BRUMAS DO TEMPO (XX)

Entre o Ribeiro e o Tempo. Há lugares onde o tempo escorre devagar, como se tivesse memória. O Ribeiro de S. Simão, afluente do Rio Lima, com o seu sussurro milenar, murmura histórias que não estão nos livros. As pedras molhadas, polidas por passos que já não se contam, guardam o eco de vozes antigas – os nossos avós, e os avós deles, curvados sobre a terra, com as mãos no húmus e os olhos no céu.

A água que ali corre, vinda das entranhas das serras, encontra-se com a maré atlântica como quem reencontra um irmão distante. Mistura-se o doce com o salgado, o interior com o oceânico, e nesse abraço nasce uma nova pele do mundo.

Entre o musgo e o granito, cresce uma aguarela viva: aves em voo baixo, peixes ligeiros, arbustos que resistem ao tempo como resistimos nós – teimosamente vivos. E somos isso: parte da seiva, do ciclo, da dança invisível entre sol e sombra.

A terra que pisamos é também ela um corpo que nos lembra quem somos. Não somos donos: somos descendentes, inquilinos de passagem, herdeiros de silêncios e cantigas.

Ali, entre o ribeiro e o Lima, o homem é menos vaidade e mais raiz, porque continuamos a dar testemunho daquilo que somos e de onde vimos.

(InA Aurora do Lima, Ano 170, Número 20, quinta-feira, 19 de junho de 2025, p. 17)

BRUMAS DO TEMPO (XIX)

Em Vila Franca do Lima, Viana do Castelo, no coração de uma pequena oficina, entre o cheiro da madeira e o som ritmado das ferramentas manuais e mecânicas, trabalha António Barrosa, um verdadeiro mestre da arte de esculpir a memória. Artesão apaixonado, dedica-se há décadas à criação de réplicas perfeitas de utensílios tradicionais, recriando com minúcia e alma objetos que fizeram parte do quotidiano de gerações passadas.

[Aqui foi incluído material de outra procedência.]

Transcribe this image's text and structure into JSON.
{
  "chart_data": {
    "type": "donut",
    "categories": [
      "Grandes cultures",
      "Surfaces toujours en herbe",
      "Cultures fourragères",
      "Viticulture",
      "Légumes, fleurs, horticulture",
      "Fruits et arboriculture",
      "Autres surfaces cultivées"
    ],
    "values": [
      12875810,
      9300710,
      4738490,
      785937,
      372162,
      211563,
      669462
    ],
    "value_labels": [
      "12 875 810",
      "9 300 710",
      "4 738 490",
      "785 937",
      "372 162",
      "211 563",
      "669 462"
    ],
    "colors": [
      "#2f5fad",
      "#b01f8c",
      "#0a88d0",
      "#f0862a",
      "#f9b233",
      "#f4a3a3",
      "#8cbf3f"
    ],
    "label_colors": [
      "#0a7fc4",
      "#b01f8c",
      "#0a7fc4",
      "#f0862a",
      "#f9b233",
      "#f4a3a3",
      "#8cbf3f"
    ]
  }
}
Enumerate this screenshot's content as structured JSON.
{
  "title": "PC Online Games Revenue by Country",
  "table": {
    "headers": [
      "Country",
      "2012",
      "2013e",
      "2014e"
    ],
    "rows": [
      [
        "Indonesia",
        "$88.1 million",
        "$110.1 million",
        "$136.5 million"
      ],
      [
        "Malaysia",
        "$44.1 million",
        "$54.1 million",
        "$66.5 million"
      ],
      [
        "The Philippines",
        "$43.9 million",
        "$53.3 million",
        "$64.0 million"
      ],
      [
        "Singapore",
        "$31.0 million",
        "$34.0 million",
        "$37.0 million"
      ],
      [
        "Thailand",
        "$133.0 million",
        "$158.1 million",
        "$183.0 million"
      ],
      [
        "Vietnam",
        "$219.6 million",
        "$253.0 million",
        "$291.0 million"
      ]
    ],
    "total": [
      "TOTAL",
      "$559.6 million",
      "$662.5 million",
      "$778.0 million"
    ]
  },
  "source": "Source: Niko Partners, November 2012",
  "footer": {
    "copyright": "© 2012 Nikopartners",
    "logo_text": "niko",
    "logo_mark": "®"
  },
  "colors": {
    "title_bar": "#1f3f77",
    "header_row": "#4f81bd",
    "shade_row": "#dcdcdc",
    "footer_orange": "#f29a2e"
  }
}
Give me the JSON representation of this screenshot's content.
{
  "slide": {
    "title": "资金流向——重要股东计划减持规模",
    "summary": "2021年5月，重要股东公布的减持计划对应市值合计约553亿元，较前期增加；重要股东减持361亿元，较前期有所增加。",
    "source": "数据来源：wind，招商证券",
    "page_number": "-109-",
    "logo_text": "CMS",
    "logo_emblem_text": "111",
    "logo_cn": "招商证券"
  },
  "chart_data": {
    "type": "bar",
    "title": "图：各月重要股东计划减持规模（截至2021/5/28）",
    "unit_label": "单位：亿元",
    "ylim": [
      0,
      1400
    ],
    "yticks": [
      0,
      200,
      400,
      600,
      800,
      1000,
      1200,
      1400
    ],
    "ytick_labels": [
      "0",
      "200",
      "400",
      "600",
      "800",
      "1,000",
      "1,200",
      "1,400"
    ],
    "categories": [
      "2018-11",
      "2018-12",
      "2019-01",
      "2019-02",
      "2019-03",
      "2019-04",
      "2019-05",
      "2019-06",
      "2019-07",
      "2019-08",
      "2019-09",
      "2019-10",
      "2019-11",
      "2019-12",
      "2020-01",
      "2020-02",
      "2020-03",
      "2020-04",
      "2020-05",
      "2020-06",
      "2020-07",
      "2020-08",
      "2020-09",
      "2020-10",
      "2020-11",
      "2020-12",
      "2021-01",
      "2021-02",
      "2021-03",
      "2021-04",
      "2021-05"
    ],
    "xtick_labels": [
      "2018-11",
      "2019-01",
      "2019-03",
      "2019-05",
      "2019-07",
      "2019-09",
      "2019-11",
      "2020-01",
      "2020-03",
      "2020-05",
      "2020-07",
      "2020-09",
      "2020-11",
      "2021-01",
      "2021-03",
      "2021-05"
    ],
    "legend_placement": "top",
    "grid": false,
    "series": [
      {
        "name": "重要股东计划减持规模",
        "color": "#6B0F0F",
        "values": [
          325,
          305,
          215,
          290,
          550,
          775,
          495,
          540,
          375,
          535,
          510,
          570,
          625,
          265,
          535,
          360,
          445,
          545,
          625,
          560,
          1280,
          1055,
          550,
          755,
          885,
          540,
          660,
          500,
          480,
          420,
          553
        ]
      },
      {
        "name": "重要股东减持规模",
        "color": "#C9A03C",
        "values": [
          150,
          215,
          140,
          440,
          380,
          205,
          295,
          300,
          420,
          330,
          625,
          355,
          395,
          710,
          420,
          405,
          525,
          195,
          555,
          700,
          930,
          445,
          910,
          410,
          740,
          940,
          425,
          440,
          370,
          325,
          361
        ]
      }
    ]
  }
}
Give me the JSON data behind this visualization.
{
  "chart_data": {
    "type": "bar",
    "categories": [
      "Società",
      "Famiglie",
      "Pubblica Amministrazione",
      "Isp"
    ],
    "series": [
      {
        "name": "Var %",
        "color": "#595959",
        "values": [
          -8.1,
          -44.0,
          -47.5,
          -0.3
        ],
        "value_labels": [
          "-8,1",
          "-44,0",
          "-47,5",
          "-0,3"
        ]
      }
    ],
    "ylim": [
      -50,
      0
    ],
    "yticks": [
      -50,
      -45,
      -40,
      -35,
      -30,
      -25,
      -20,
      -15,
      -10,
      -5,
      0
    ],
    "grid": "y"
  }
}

Mas António não se limita ao utilitário: entre as suas obras mais impressionantes estão bicicletas antigas – funcionais e ao tamanho natural – totalmente construídas em madeira rija – sim, até os pedais e as correntes! Cada peça, por mais pequena ou complexa que seja, é talhada à mão, com uma paciência que só quem ama profundamente o que faz consegue manter. O resultado é um acervo vastíssimo de milhares de miniaturas e réplicas ao tamanho natural, todas, testemunhos vivos de um Portugal que resiste ao esquecimento.

A obra de António Barrosa é, em si mesma, um património cultural inestimável. Infelizmente, grande parte deste tesouro continua guardada longe dos olhos do público. É urgente a criação de um museu que acolha de forma digna e permanente estas peças. Um espaço onde se possa celebrar não só a arte do artesanato tradicional, mas também a persistência de quem, contra a maré do tempo, continua a dar forma à história com as próprias mãos.

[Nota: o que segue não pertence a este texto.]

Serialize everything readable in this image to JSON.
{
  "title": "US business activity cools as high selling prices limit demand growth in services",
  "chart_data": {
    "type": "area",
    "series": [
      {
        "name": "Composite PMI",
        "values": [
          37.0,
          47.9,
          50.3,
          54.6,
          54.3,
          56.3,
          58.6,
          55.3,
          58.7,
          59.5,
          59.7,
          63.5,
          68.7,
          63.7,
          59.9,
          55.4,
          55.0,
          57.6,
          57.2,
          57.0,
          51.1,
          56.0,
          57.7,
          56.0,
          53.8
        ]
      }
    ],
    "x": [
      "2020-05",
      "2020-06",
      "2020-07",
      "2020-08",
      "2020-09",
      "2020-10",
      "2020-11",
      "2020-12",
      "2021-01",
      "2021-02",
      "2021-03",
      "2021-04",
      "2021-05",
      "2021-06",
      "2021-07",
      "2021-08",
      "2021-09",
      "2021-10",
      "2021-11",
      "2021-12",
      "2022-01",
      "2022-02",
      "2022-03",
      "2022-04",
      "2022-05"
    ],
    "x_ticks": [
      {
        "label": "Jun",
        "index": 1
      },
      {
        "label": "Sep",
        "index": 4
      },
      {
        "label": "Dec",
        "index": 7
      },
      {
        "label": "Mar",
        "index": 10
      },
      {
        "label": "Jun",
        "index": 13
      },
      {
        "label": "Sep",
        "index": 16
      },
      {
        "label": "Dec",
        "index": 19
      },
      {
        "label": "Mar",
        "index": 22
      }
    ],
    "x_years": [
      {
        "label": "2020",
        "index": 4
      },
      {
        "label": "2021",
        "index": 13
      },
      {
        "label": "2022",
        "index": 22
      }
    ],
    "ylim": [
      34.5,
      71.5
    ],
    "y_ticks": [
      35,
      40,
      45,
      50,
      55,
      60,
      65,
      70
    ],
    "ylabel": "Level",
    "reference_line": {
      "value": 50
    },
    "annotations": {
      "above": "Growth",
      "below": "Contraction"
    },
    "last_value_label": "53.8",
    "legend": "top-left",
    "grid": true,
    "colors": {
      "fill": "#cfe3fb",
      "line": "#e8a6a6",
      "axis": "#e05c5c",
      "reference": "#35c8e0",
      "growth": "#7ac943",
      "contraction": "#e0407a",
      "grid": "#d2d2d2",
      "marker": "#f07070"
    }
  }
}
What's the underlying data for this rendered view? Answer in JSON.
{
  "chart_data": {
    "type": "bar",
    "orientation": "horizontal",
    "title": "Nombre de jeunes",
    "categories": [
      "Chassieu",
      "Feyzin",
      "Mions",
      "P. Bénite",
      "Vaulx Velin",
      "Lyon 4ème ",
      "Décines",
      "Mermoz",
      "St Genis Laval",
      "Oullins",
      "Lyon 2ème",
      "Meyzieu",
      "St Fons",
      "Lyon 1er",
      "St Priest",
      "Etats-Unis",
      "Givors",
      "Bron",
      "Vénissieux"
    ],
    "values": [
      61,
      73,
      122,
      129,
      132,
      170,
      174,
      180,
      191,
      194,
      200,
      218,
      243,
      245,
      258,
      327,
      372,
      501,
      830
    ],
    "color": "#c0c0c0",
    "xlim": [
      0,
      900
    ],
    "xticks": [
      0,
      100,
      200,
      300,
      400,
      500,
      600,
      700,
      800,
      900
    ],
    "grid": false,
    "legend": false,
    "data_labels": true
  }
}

Preservar o legado de António Barrosa é preservar a identidade de um povo. É dar às gerações futuras a oportunidade de ver, tocar e sentir as raízes de onde viemos. Um museu não seria apenas uma homenagem ao artesão, mas um ato de respeito pela nossa memória coletiva.

(InA Aurora do Lima, Ano 170, Número 19, quinta-feira, 05 de junho de 2025, p. 17) 

BRUMAS DO TEMPO (XVIII)

Em Cabanas, recanto sereno de Afife, onde o mar se insinua por entre os montes e a brisa traz rumores antigos, Pedro Homem de Mello encontrou o seu pouso da alma. Ali, longe do rumor das cidades e perto da música primordial da terra, ergueu-se o seu refúgio de silêncio e poesia.

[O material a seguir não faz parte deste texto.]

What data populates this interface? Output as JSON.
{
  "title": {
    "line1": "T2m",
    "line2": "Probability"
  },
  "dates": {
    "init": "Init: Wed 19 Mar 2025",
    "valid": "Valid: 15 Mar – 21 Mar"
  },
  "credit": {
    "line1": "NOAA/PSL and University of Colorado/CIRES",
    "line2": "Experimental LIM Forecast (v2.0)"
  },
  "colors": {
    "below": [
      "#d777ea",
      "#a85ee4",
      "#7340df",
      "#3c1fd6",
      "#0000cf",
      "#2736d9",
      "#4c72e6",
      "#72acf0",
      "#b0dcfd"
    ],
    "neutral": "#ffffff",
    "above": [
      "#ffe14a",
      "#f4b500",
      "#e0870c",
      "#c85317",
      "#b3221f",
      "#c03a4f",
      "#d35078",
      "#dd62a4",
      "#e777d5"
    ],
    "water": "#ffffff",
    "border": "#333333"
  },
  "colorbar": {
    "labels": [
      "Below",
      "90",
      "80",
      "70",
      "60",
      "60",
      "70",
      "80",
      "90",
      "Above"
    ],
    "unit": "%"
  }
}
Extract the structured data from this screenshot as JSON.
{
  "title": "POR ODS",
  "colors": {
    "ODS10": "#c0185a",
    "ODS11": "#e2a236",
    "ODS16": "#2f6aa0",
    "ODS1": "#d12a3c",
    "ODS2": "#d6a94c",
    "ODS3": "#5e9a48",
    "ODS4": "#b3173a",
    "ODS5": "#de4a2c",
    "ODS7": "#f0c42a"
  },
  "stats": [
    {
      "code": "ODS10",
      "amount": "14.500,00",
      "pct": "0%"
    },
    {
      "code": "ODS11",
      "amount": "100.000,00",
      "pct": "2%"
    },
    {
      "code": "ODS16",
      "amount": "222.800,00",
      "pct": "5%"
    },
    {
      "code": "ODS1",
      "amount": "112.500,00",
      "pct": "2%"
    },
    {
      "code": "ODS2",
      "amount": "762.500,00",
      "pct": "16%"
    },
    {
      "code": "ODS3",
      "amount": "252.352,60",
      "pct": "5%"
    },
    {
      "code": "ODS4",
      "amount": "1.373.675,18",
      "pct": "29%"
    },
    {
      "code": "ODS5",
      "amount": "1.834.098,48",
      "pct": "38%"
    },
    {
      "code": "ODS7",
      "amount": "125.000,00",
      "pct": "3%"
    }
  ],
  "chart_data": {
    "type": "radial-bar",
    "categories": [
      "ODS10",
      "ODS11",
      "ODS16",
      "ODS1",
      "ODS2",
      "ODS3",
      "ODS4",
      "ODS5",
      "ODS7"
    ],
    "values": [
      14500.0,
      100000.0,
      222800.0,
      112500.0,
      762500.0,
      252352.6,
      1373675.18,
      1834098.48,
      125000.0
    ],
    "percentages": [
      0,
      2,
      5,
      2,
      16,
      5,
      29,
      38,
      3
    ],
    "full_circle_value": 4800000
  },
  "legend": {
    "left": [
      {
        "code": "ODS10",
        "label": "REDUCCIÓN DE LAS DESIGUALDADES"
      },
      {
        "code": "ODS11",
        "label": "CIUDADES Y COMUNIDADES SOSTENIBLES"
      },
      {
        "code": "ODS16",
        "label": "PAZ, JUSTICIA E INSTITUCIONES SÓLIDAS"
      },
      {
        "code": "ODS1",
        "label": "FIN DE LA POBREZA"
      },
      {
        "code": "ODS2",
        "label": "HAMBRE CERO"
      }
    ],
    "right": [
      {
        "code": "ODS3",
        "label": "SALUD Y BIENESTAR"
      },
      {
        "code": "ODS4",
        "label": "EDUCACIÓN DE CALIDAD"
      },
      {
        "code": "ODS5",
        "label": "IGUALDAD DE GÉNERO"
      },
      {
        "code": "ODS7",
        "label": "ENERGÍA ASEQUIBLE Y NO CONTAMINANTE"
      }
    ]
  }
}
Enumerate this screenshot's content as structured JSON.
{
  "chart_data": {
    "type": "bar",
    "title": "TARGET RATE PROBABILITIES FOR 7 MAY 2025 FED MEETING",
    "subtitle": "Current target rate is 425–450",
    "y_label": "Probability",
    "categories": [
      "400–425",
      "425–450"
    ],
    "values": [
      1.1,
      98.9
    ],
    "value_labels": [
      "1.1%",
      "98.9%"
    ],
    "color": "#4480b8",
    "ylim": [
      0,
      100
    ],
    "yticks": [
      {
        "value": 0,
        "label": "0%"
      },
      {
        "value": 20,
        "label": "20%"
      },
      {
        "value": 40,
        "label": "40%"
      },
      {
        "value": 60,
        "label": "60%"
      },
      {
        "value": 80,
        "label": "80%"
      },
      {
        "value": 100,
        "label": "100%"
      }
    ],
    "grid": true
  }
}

As fragas guardavam-lhe os passos como confidentes ancestrais, imutáveis, fiéis. No sussurro do vento entre os pinheiros, ouvia-se o eco do verso ainda por escrever. E era como se o tempo ali hesitasse – como se o mundo se demorasse um pouco mais, para escutar o murmúrio do mar e o pensamento do homem que o contemplava.

«As águas são para o mar, / As folhas são para o vento. / Só as fragas se não mudam! / Nelas ficam o pensamento…» – esse breve brado poético ressoa como oração laica, como segredo revelado àqueles que sabem escutar com o coração aberto.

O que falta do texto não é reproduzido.